In Reading Today,Elfreida Hiebert reported, “The inclusion of a standard on text complexity represents the most unique of several distinguishing features of the CCSS for English Language Arts.” She further reports that because of the strong relationship between vocabulary and comprehension, teachers need to conduct vocabulary lessons of critical vocabulary prior to reading.

In collaborative work with my colleague Dana L. Grisham, resources for integrating technologies into vocabulary and comprehension instruction were described in the California Reader (2014). Some recommended digital resources include the following:

  • Many e-books have text-to-speech (TTS) features to enhance key content.
  • eVoc Strategies for Teaching Vocabulary can be fostered using digital tools such as Wordle and Wordsift; both tools develop visual displays through word mapping.
  • Electronic children’s magazines such as Weekly Reader and National Geographic Kids are great sources of informational text about current events.
  • Other useful portals for research-based lesson ideas include ReadWriteThink and Reading Rockets.

A 2015 list of diverse books, as well as lists from 1996–2014, can be found at www.clrsig.org. All of these books were selected by the International Literacy Association’s Children’s Literature and Reading Special Interest Group.
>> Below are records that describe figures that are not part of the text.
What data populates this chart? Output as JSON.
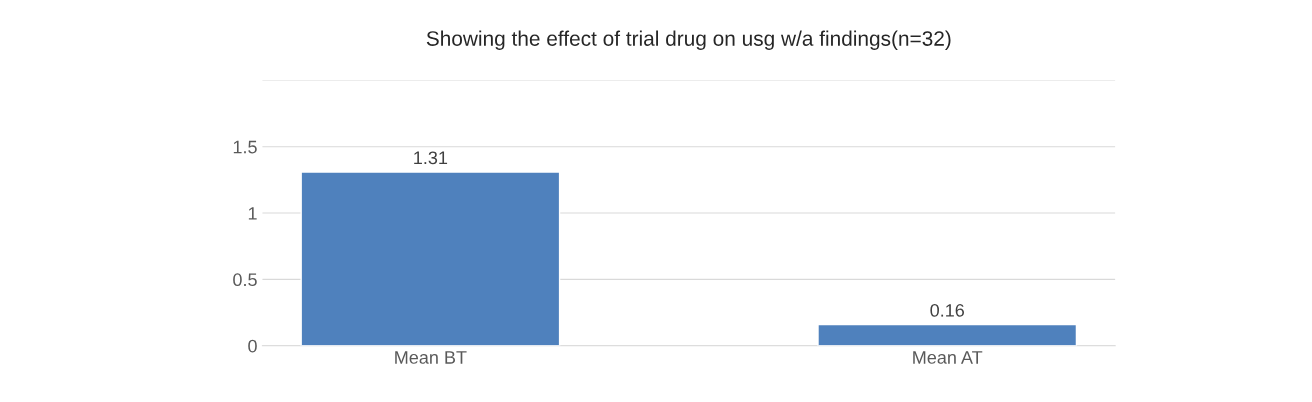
{
  "chart_data": {
    "type": "bar",
    "title": "Showing the effect of trial drug on usg w/a findings(n=32)",
    "categories": [
      "Mean BT",
      "Mean AT"
    ],
    "values": [
      1.31,
      0.16
    ],
    "color": "#4f81bd",
    "ylim": [
      0,
      2
    ],
    "yticks": [
      0,
      0.5,
      1,
      1.5,
      {
        "value": 2,
        "label": null
      }
    ],
    "grid": "y",
    "data_labels": true
  }
}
The collection includes theme-based books involving characters from diverse cultural and linguistic backgrounds and a range of family structures, as well as story lines that deal with identity issues related to gender and sexuality.

Focusing on comprehension

In their chapter about comprehension in the Handbook of Research on New Literacies, Bridget Dalton and C. Patrick Proctor write, “To read with understanding, the reader must be able to decode the words with a sufficient number of words automatized to allow for the fluency essential to comprehension.”

If the learner doesn’t understand a passage, the following digital tools and instructional strategies may help to enhance comprehension:

  • TTS and Synthetic Voice with which text is read aloud at the word, sentence, or passage level.
  • Vocabulary links provided in digital novels can lead to a graphic, video, or animation that elaborates on the meaning of a word.
  • Vocabulary supports on the Internet such as an online dictionary, thesaurus, or encyclopedia extend opportunities for students to explore word meaning.
  • In their The Reading Teacher article entitled “Internet Inquiry: Fundamental Competencies for Online Comprehension,” Tara Kingsley and Susan Tancock outline several instructional supports to help students select a topic, sort through a variety of media formats (text, graphics, audio, tags, bookmarks, and hyperlinks), build understanding across these formats, and communicate what they’ve learned to others.

Giving students practice in collaborative writing and Common Core assessments

Writing is also an important component of literacy, especially argumentative writing and writing about texts students have read. Online resources providing information about the two consortia that have created new assessments of these skills include Partnership for Assessment of Readiness for College and Careers and Smarter Balanced Assessment Consortium.

In addition, in her article entitled “Multimodal Composition and the Common Core State Standards”, Bridget Dalton identifies multimodal composition as a digital written product that includes printed word, images, sound, and movement. She gives examples of how teachers can use multimodal assignments to help students develop skills that CCSS identify as important to 21st-century literacy.

CCSS encourages teachers to focus on reading texts deeply, writing for digital environments collaboratively, and reading and writing nonfiction texts. The digital tools and texts in this article help teachers foster new literacies as well as prepare students for the demands of CCSS assessments.

Marilyn E. Moore, EdD, is a professor at National University in La Jolla, CA, and serves as faculty lead for the Reading Program.